Keeping sampling error in mind and developing well-validated likely voter filters will improve the use of survey data for forecasting popular vote totals.
The first-past-the-post problem
Those who insist on using survey data to forecast election outcomes will need to go further, since elections in Britain are decided by the number of seats won rather than by the actual number of votes. Polls could show one party getting significantly more support but that doesn’t necessarily mean they will secure the most seats. The party that won the most votes did not win the most seats in the elections of 1929, 1951 and February 1974.
Even with appropriate adjustments, national vote intention percentages from surveys are likely to be insufficient in an era of voter volatility and multi-party competition. When the voters have more choice or they think that their preferred party has no chance in their constituency they may very well change their vote. This happens more now that loyalty towards the top two parties is weaker.
In the run-up to the 2015 election, Lord Ashcroft tried to address the problem by conducting a large number (nearly 170!) constituency polls. Since some of these were conducted nearly a year before the election, there was a risk of missing possible changes in voter intentions in various constituencies. Moreover, constituency-level polls (like their national counterparts) need to correct for the likelihood of people voting – and as always, sampling errors make predictions of close races a hazardous enterprise, because the confidence intervals overlap.
Can we fix it?
Although we could imagine building on the Ashcroft approach, it is very expensive and expanding it is not a realistic option. Developing new, less expensive election forecasting tools that make better use of the kinds of survey data that are likely to be available should be a top priority.

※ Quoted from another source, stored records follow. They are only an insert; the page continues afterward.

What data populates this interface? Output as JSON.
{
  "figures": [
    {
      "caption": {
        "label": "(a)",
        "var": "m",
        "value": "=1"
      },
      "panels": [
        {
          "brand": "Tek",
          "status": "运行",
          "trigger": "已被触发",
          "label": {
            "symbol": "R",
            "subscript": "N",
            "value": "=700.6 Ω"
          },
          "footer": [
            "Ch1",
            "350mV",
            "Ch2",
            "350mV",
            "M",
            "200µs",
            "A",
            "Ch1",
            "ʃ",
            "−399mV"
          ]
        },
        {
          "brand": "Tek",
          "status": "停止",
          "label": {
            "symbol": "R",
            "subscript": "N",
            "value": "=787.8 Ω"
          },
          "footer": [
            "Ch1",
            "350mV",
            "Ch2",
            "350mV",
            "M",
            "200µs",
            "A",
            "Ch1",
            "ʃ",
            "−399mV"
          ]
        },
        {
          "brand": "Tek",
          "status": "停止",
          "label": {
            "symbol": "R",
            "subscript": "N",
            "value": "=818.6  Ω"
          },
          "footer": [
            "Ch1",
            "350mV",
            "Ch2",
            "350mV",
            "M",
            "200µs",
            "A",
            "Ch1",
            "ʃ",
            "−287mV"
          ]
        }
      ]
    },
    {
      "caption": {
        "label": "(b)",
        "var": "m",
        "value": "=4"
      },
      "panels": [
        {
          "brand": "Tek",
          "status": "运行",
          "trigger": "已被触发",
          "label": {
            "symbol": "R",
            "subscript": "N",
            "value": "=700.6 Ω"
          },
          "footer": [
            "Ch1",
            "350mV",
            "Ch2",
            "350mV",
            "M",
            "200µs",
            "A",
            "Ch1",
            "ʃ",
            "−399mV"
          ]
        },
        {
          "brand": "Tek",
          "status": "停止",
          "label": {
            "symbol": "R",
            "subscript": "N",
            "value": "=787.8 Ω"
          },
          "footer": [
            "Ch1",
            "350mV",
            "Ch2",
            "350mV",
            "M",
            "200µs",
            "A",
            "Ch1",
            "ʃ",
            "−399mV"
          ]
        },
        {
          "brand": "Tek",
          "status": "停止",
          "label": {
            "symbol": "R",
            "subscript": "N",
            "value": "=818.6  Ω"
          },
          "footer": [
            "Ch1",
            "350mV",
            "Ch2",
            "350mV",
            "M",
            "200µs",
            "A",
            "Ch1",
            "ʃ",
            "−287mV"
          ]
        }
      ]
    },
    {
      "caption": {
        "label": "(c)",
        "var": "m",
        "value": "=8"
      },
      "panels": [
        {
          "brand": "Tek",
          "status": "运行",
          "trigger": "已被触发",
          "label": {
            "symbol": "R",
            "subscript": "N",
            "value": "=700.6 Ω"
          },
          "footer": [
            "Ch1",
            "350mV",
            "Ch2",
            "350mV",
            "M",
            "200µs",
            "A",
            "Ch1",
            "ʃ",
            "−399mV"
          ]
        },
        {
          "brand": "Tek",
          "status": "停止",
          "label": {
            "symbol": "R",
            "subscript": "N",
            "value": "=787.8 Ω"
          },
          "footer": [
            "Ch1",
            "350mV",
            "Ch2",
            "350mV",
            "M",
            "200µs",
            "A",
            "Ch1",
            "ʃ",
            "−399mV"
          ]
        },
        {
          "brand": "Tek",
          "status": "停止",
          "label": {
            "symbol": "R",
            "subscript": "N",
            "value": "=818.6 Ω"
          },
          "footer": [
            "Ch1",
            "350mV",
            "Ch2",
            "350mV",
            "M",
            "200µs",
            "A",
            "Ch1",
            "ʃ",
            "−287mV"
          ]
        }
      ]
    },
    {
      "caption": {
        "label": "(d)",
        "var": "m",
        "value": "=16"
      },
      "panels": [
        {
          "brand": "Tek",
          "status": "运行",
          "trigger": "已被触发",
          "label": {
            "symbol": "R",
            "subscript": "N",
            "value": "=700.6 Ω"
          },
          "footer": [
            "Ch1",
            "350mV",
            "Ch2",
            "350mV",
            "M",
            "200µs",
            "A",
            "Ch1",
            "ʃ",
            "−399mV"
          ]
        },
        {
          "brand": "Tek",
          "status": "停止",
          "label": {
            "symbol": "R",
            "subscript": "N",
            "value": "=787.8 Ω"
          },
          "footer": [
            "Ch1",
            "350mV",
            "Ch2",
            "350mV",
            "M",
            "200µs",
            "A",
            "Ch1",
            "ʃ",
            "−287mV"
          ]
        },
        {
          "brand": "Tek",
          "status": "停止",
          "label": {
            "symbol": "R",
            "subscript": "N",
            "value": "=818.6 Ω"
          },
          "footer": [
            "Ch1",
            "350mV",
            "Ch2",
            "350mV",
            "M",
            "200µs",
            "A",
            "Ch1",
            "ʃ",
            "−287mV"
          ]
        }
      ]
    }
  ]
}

One approach, advocated by economists, is to jettison polls entirely and use betting markets. We are sceptical about this – the final Ladbrokes numbers were just as far off the mark as the polls, putting the Conservatives on 286 seats, Labour on 267 and the Liberal Democrats on 26. These figures are not surprising; after all, many punters search the media for forecasts based on polling data to help them decide how to place their bets.
Other forecasting methods, using trends in unemployment, interest rates, housing prices and other variables also have their advocates. We are confident that economic conditions affect electoral choice, but decades of research indicate that models translating trends in economic sentiments into election outcomes frequently fail to perform as advertised.
Ultimately, the media, voters and pollsters alike would do well to recognise the distinction between polls and forecasts. Raw poll numbers are not adequate for forecasting parties’ vote shares, let alone their seat totals.
Polls are most useful for providing information about the attitudes and reported behaviour of people. With large sample sizes and well-validated likely voter filters, high quality pre and post-election polls can tell us a lot about the who and why of electoral choice and what parties’ popular vote totals are likely to be on election day. If the filters to identify who actually votes were better, then the polls would have been more accurate.
Such polls also provide valuable inputs for seat-share forecasting models. But they are not substitutes for such models. The latter are still in the development stage. A lot of interesting work has been done and more remains. But for the moment we shouldn’t automatically assume that the polls were wrong – even if the election result took many people by surprise.